Mir läuft jetzt die Zeit davon. – Wir haben die Fristen anders setzen wollen, wir haben verschiedene Einzelregelungen anders fassen wollen. Herr Kiesswetter, ich halte das für zynisch, was Sie im Ausschuss vorgetragen haben: Die vorgetragenen Kritikpunkte seien lebens- und praxisfern. Das waren haarscharf die Punkte, die uns die angehörten Sachverständigen genannt haben: Rechtsanwälte, Staatsanwälte, Therapeuten, Vollzugsbedienstete, alles Leute aus der Praxis, und auch der Weiße Ring, der sich für den Opferschutz einsetzt wie sonst niemand.

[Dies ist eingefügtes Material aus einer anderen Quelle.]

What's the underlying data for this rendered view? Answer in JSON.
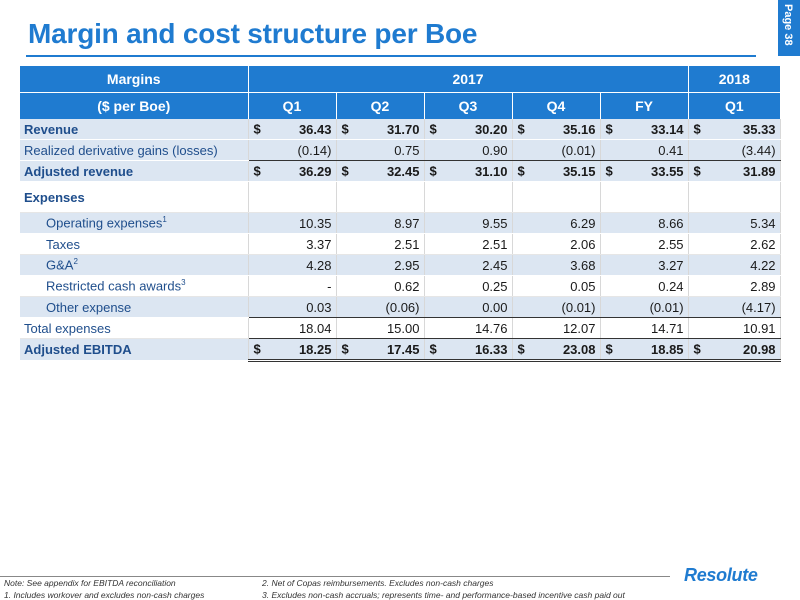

Herr Präsident, meine Damen und Herren! Meinen Beitrag im Rahmen der Zweiten Beratung möchte ich an und für sich dafür nutzen, für unsere Fraktion nochmals auf den Punkt zu bringen, warum wir dieses Gesetzesvorhaben der Landesregierung ablehnen.
Ich bin dem Herrn Kollegen Berichterstatter dankbar dafür, dass er dem hohen Haus einen Bericht erstattet hat und diesen mit dem Hinweis eingeleitet hat, dass alle Fraktionen dieses Hauses der Auffassung sind, dass gefährliche Straftäter nicht ohne Not in die Freiheit entlassen werden dürfen.
(Zurufe von der CDU, u. a. Abg. Hans-Michael Bender: Da muss man auch den Mut haben, das zu entscheiden! – Gegenruf des Abg. Bebber SPD: Das ist nicht eine Frage des Mutes!)
Aber, Herr Kollege Rech, es verwundert mich schon, dass Sie, wenn Sie mich zitieren und dabei die richtigen Schlüsse mit zitieren, diese Schlüsse mit Ihrem juristischen Sachverstand nicht nachvollziehen können.